BDS opère et est efficace à deux niveaux différents. Le premier niveau est pragmatique et on constate son efficacité quand on voit des compagnies désinvestir d’Israël ou refuser de travailler dans ses colonies. Avec les récentes recommandations émises par l’Union Européenne [qui prohibent l’attribution de bourses, de prêts ou de prix de l’Union Européenne aux entités basées dans les territoires occupés par Israël, ndr] on a atteint le stade ou les revendications de BDS se traduisent en termes de politiques.
Mais la campagne BDS est aussi efficace à un autre niveau qui est plus symbolique : depuis de nombreuses années, Israël se fiche complètement de ce que le monde pense, mais grâce à BDS, nous avons maintenant un mécanisme qui nous permet de transformer le soutien dont les Palestiniens bénéficient en une campagne proactive et en actions concrètes.
Admettons que BDS entraîne des pertes financières pour Israël. Est-ce que ça changerait vraiment quelque chose ?
Certaines personnes soutiennent qu’il n’y a rien de plus facile pour les États-Unis que de compenser les pertes financières causées à Israël par BDS. Il ne s’agit finalement que d’augmenter de quelques centaines de millions de dollars par an leur assistance à Israël. Alors où est le problème ? Le problème, c’est qu’il ne faut pas oublier qu’il y a là une dimension politique : Israël a survécu pendant toutes ces années grâce à son image d’un État légitime, démocratique, constitutionnel, avec des frontières définies. Évidemment tout cela n’est qu’un tissu de mensonges et la campagne BDS les expose au grand jour.
Cela entraîne la perte pour l’État d’Israël de la légitimité politique qu’il s’était forgée à travers le monde. On ne crie plus son amour pour Israël haut et fort. En fait, de nombreuses célébrités refusent aujourd’hui de se produire en Israël. Pour la plupart d’entre eux, ce n’est pas par souci pour la justice et les droits humains, mais simplement parce qu’ils ne veulent pas se déconsidérer dans ce qu’ils voient comme une situation politique peu ragoûtante. Et BDS est la force motrice derrière cela !
Comment va réagir le gouvernement israélien le jour où les sanctions financières menaceront son économie ?
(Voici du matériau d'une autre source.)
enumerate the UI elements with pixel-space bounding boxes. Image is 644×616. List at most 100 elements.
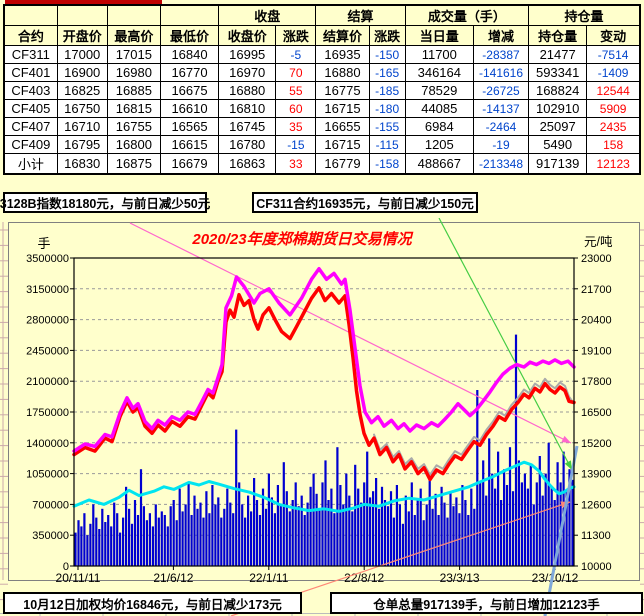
value-cell: 16565 <box>159 117 220 136</box>
series-3128B指数 <box>72 266 576 453</box>
trend-blue-line <box>543 445 579 616</box>
value-cell: 5909 <box>586 99 641 118</box>
table-row: CF405 16750 16815 16610 16810 60 16715 -180 4408… <box>3 99 641 118</box>
svg-text:21/6/12: 21/6/12 <box>153 571 193 585</box>
table-row: CF409 16795 16800 16615 16780 -15 16715 -115 120… <box>3 135 641 154</box>
svg-text:13900: 13900 <box>581 469 612 481</box>
value-cell: 16755 <box>106 117 161 136</box>
value-cell: -28387 <box>472 45 530 64</box>
contract-cell: CF401 <box>3 63 58 82</box>
column-header: 涨跌 <box>368 25 406 46</box>
contract-cell: CF409 <box>3 135 58 154</box>
index-summary-text: 3128B指数18180元，与前日减少50元 <box>0 197 211 211</box>
header-group: 持仓量 <box>528 4 641 26</box>
contract-cell: CF407 <box>3 117 58 136</box>
gridlines <box>74 288 574 536</box>
value-cell: 16745 <box>218 117 277 136</box>
column-header: 合约 <box>3 25 58 46</box>
value-cell: 25097 <box>528 117 588 136</box>
value-cell: 60 <box>275 99 317 118</box>
value-cell: -150 <box>368 45 406 64</box>
table-row: CF403 16825 16885 16675 16880 55 16775 -185 7852… <box>3 81 641 100</box>
value-cell: 917139 <box>528 153 588 175</box>
svg-text:23000: 23000 <box>581 253 612 265</box>
svg-text:11300: 11300 <box>581 530 611 542</box>
series-持仓量 <box>72 460 576 513</box>
weighted-average-box: 10月12日加权均价16846元，与前日减少173元 <box>3 592 302 614</box>
svg-text:350000: 350000 <box>32 530 69 542</box>
value-cell: -115 <box>368 135 406 154</box>
column-header: 增减 <box>472 25 530 46</box>
value-cell: 16880 <box>315 63 370 82</box>
header-empty-cell <box>106 4 161 26</box>
value-cell: 16775 <box>315 81 370 100</box>
value-cell: -155 <box>368 117 406 136</box>
value-cell: 16980 <box>106 63 161 82</box>
value-cell: 16779 <box>315 153 370 175</box>
svg-text:3150000: 3150000 <box>26 284 69 296</box>
svg-text:1050000: 1050000 <box>26 469 69 481</box>
value-cell: 16675 <box>159 81 220 100</box>
trend-green-line <box>438 218 573 471</box>
column-header: 开盘价 <box>56 25 108 46</box>
contract-cell: 小计 <box>3 153 58 175</box>
header-group: 收盘 <box>218 4 317 26</box>
value-cell: 16750 <box>56 99 108 118</box>
value-cell: 70 <box>275 63 317 82</box>
value-cell: 17015 <box>106 45 161 64</box>
value-cell: 16995 <box>218 45 277 64</box>
value-cell: -26725 <box>472 81 530 100</box>
value-cell: 12544 <box>586 81 641 100</box>
value-cell: 593341 <box>528 63 588 82</box>
value-cell: 16863 <box>218 153 277 175</box>
value-cell: 16875 <box>106 153 161 175</box>
plot-border <box>73 257 575 567</box>
value-cell: 102910 <box>528 99 588 118</box>
top-red-bar <box>5 0 162 4</box>
futures-quote-table: 收盘 结算 成交量（手） 持仓量 合约 开盘价 最高价 最低价 收盘价 涨跌 结算价 涨跌 当日量 增减持… <box>3 4 641 175</box>
chart-title: 2020/23年度郑棉期货日交易情况 <box>191 230 413 248</box>
x-axis-labels: 20/11/11 21/6/12 22/1/11 22/8/12 23/3/13 23/1… <box>56 566 579 585</box>
svg-text:19100: 19100 <box>581 345 612 357</box>
value-cell: 16800 <box>106 135 161 154</box>
contract-summary-box: CF311合约16935元，与前日减少150元 <box>252 192 478 213</box>
svg-text:16500: 16500 <box>581 407 612 419</box>
table-row: CF407 16710 16755 16565 16745 35 16655 -155 6984… <box>3 117 641 136</box>
warehouse-receipt-text: 仓单总量917139手，与前日增加12123手 <box>373 597 600 612</box>
value-cell: 16830 <box>56 153 108 175</box>
column-header: 当日量 <box>404 25 474 46</box>
table-row: CF401 16900 16980 16770 16970 70 16880 -165 3461… <box>3 63 641 82</box>
table-row: 小计 16830 16875 16679 16863 33 16779 -158 488667-… <box>3 153 641 175</box>
right-axis-unit-label: 元/吨 <box>584 235 613 249</box>
value-cell: 158 <box>586 135 641 154</box>
header-group: 成交量（手） <box>404 4 530 26</box>
value-cell: 16615 <box>159 135 220 154</box>
value-cell: 16780 <box>218 135 277 154</box>
value-cell: 16610 <box>159 99 220 118</box>
series-期货价格 <box>72 286 576 482</box>
table-row: CF311 17000 17015 16840 16995 -5 16935 -150 1170… <box>3 45 641 64</box>
series-加权均价 <box>373 377 575 476</box>
svg-text:20400: 20400 <box>581 315 612 327</box>
svg-text:1400000: 1400000 <box>26 438 69 450</box>
value-cell: 11700 <box>404 45 474 64</box>
svg-text:2100000: 2100000 <box>26 376 69 388</box>
value-cell: 16810 <box>218 99 277 118</box>
value-cell: -185 <box>368 81 406 100</box>
column-header: 涨跌 <box>275 25 317 46</box>
column-header: 收盘价 <box>218 25 277 46</box>
value-cell: 16815 <box>106 99 161 118</box>
value-cell: 16715 <box>315 99 370 118</box>
index-summary-box: 3128B指数18180元，与前日减少50元 <box>0 192 211 213</box>
value-cell: -14137 <box>472 99 530 118</box>
value-cell: -1409 <box>586 63 641 82</box>
value-cell: 16840 <box>159 45 220 64</box>
value-cell: 5490 <box>528 135 588 154</box>
column-header: 最低价 <box>159 25 220 46</box>
value-cell: -7514 <box>586 45 641 64</box>
value-cell: 55 <box>275 81 317 100</box>
svg-text:2800000: 2800000 <box>26 315 69 327</box>
svg-text:17800: 17800 <box>581 376 612 388</box>
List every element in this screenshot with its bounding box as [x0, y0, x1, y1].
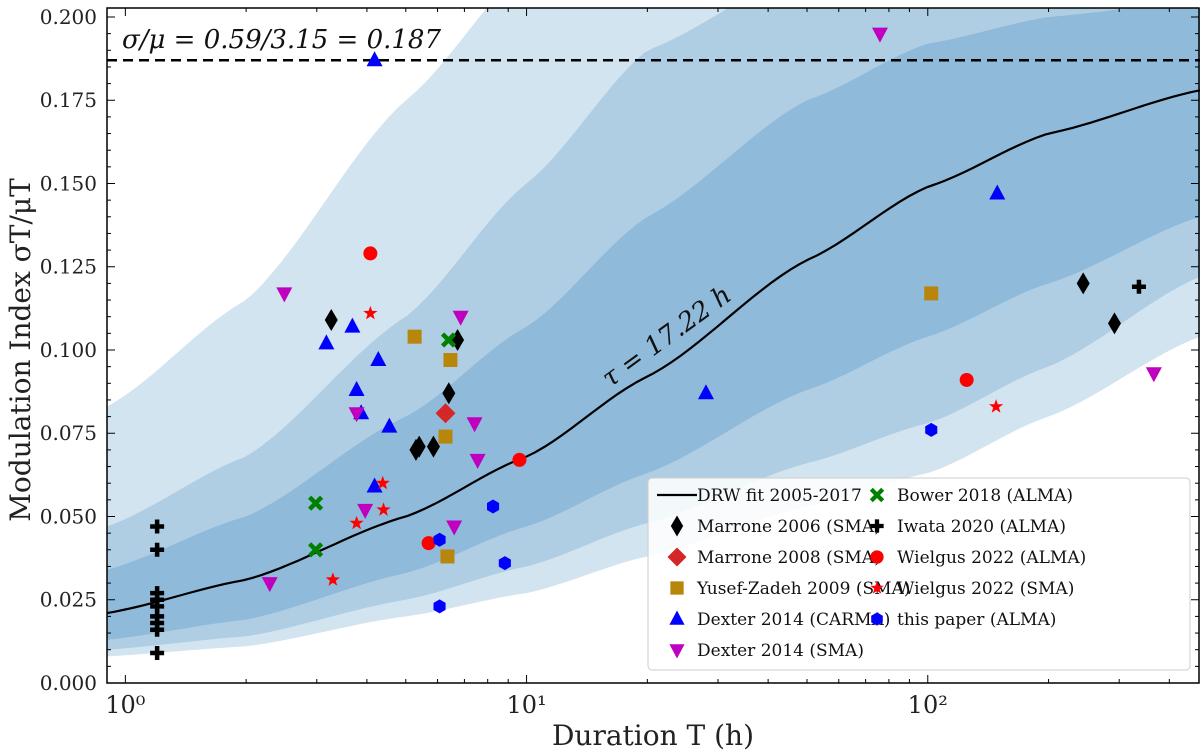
- data-point-plus: [150, 646, 165, 661]
- data-point-triangle-up: [344, 317, 361, 333]
- data-point-square: [440, 549, 455, 564]
- x-tick-label: 10²: [908, 691, 948, 719]
- legend-marker-diamond: [670, 515, 684, 537]
- legend-label: Wielgus 2022 (ALMA): [897, 548, 1086, 568]
- data-point-square: [924, 286, 939, 301]
- drw-fit-curve: [107, 59, 1200, 615]
- data-point-star: [376, 502, 391, 516]
- data-point-plus: [150, 519, 165, 534]
- legend-label: Yusef-Zadeh 2009 (SMA): [696, 579, 910, 599]
- legend-marker-square: [670, 581, 684, 595]
- axes: 0.000 0.025 0.050 0.075 0.100 0.125 0.150 0.175…: [40, 5, 1200, 719]
- data-point-triangle-down: [1145, 367, 1162, 383]
- data-point-triangle-down: [357, 503, 374, 519]
- legend-marker-x: [869, 487, 885, 503]
- data-point-triangle-up: [381, 417, 398, 433]
- data-point-triangle-up: [989, 184, 1006, 200]
- data-point-diamond: [1107, 312, 1121, 335]
- legend: DRW fit 2005-2017 Marrone 2006 (SMA) Marro…: [647, 477, 1191, 671]
- plot-frame: [106, 7, 1200, 684]
- legend-label: Iwata 2020 (ALMA): [897, 517, 1066, 537]
- data-point-hexagon: [487, 499, 500, 514]
- data-point-plus: [1131, 279, 1146, 294]
- data-point-triangle-down: [469, 453, 486, 469]
- x-tick-label: 10¹: [506, 691, 546, 719]
- y-tick-label: 0.175: [40, 88, 97, 112]
- data-point-square: [438, 429, 453, 444]
- legend-box: [647, 477, 1191, 671]
- y-tick-label: 0.000: [40, 671, 97, 695]
- y-tick-label: 0.125: [40, 255, 97, 279]
- data-point-hexagon: [498, 556, 511, 571]
- y-tick-label: 0.100: [40, 338, 97, 362]
- data-point-x: [440, 332, 457, 348]
- data-point-diamond: [435, 403, 456, 424]
- y-tick-label: 0.050: [40, 504, 97, 528]
- legend-label: Marrone 2008 (SMA): [697, 548, 881, 568]
- data-point-circle: [363, 246, 378, 261]
- legend-marker-star: [870, 580, 884, 594]
- data-point-hexagon: [925, 422, 938, 437]
- y-tick-label: 0.150: [40, 171, 97, 195]
- data-point-plus: [150, 622, 165, 637]
- fit-line: [107, 89, 1200, 615]
- legend-marker-plus: [870, 519, 884, 533]
- data-point-triangle-up: [697, 384, 714, 400]
- data-point-square: [407, 329, 422, 344]
- legend-marker-triangle-down: [669, 644, 685, 659]
- y-axis-label: Modulation Index σT/μT: [4, 178, 37, 522]
- data-point-hexagon: [433, 532, 446, 547]
- data-point-diamond: [1076, 272, 1090, 295]
- data-point-plus: [150, 542, 165, 557]
- x-tick-label: 10⁰: [105, 691, 145, 719]
- data-point-triangle-up: [348, 380, 365, 396]
- legend-label: DRW fit 2005-2017: [697, 486, 862, 506]
- data-point-triangle-up: [318, 334, 335, 350]
- data-point-diamond: [412, 435, 426, 458]
- legend-label: Wielgus 2022 (SMA): [897, 579, 1074, 599]
- data-point-triangle-down: [871, 27, 888, 43]
- y-tick-label: 0.075: [40, 421, 97, 445]
- data-point-circle: [959, 372, 974, 387]
- data-point-star: [349, 515, 364, 530]
- legend-marker-diamond: [667, 547, 687, 567]
- data-point-star: [375, 475, 390, 490]
- legend-label: this paper (ALMA): [897, 610, 1056, 630]
- legend-marker-circle: [870, 550, 884, 564]
- data-point-diamond: [324, 309, 338, 332]
- data-point-circle: [512, 452, 527, 467]
- data-point-star: [325, 572, 340, 586]
- legend-marker-triangle-up: [669, 610, 685, 625]
- data-point-star: [363, 305, 378, 320]
- x-axis-label: Duration T (h): [552, 719, 754, 752]
- data-point-triangle-down: [466, 417, 483, 433]
- data-point-circle: [421, 536, 436, 551]
- data-point-star: [989, 399, 1004, 413]
- data-point-triangle-down: [261, 577, 278, 593]
- data-point-triangle-up: [366, 51, 383, 67]
- data-point-triangle-down: [452, 310, 469, 326]
- data-point-x: [308, 542, 324, 558]
- data-point-triangle-down: [348, 407, 365, 423]
- y-tick-label: 0.200: [40, 5, 97, 29]
- data-point-triangle-up: [370, 350, 387, 366]
- y-tick-label: 0.025: [40, 588, 97, 612]
- data-point-triangle-down: [446, 520, 463, 536]
- legend-label: Dexter 2014 (SMA): [697, 641, 864, 661]
- legend-label: Marrone 2006 (SMA): [697, 517, 881, 537]
- data-point-diamond: [442, 382, 456, 405]
- hline-annotation: σ/μ = 0.59/3.15 = 0.187: [122, 25, 441, 55]
- data-point-square: [443, 352, 458, 367]
- legend-label: Dexter 2014 (CARMA): [697, 610, 890, 630]
- data-point-x: [308, 495, 324, 511]
- data-point-hexagon: [433, 599, 446, 614]
- data-point-triangle-down: [276, 287, 293, 303]
- legend-marker-hexagon: [871, 612, 883, 626]
- legend-label: Bower 2018 (ALMA): [897, 486, 1073, 506]
- data-points: [150, 27, 1162, 661]
- data-point-diamond: [426, 435, 440, 458]
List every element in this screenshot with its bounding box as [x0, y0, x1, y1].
Jusqu’à présent, lorsque des compagnies ont été exclues de certains marchés, leur réaction a été d’en chercher de nouveaux. Leur problème est que le gouvernement états-unien est au bord de la faillite et ne peut plus financer Israël aussi généreusement que par le passé. Et quand il le fait, cela met en colère les citoyens états-uniens. Leur colère ne vient pas de leur attachement à la Palestine, elle est le fruit d’une équation mathématique très simple : le gouvernement états-unien ferme des écoles, annule des programmes musicaux et des événements sportifs tout en envoyant de l’argent en Israël pour tuer d’autres gens. Les citoyens ne veulent pas se sentir impliqués dans quelque chose qu’ils pensent ne pas être leur affaire.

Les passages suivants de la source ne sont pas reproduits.